ScriptCrunch v1.0
by Klarth (stevemonaco@hotmail.com)

I.   Overview
II.  Command Line Usage
III. Configuration File Reference
IV.  Algorithm Overview
V.   Best Compression Guidelines and Testing Results
VI.  Known Bugs
VII. Thanks



I. Overview
     ScriptCrunch is a utility to analyze text frequency, but tailored to the use of videogame
translation.  It currently can handle DTE, Dictionary, Substring, DTE+Dictionary, and DTE+Substring.
But past this functionality, it also provides numerous features to enhance the ease of text analysis and reinsertion such
as: table output, table appending, frequency table output, statistics for compression rates, text output for reinsertion,
multiple script files, and more.



II. Command Line Usage
     ScriptCrunch Config.ini



III. Configuration File Reference
     This is where all of the options are stored.  I recommend making a new version of the .ini file for each game or
     each setting test.
     You may use ";" as a comment character inside of it on lines by itself

     There are 5 sections of the ini: [DTE], [Dict], [Script], [Output], and [Insert]
     To get Dictionary+DTE or Substring+DTE analysis, put true for both DTEEnable and DictEnable.

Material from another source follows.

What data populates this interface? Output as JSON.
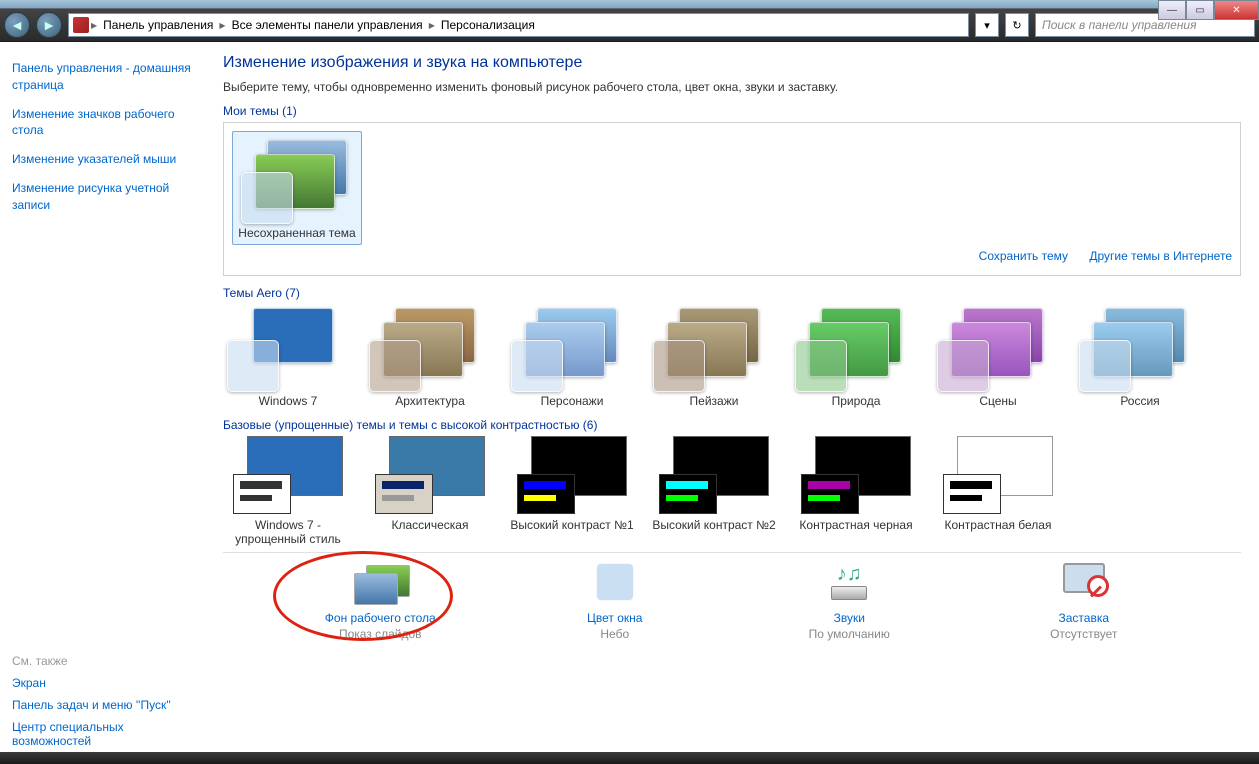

     Format: <required> means it must show up in the .ini with a value, even if it's a false value.
             <bool> means it's a true/false value
             <string> means it's a single text string
             <number> means it must be a number
             <stringlist> means it can be multiple strings on one line, ie BlockComments=/*,*/,<,>
             <multiple> means the key can show up multiple times, as in ScriptFile to handle many scripts

     ------------------------------------------------------------------------------------------------------------------

     [DTE] Section
       DTEEnable<required> - True/False: Enables DTE Analysis, all other DTE options are ignored if
                             this is false, but still must be present.
       DTEBegin<required> - First value in the table for DTE.
       DTEEnd<required> - Last value in the table for DTE.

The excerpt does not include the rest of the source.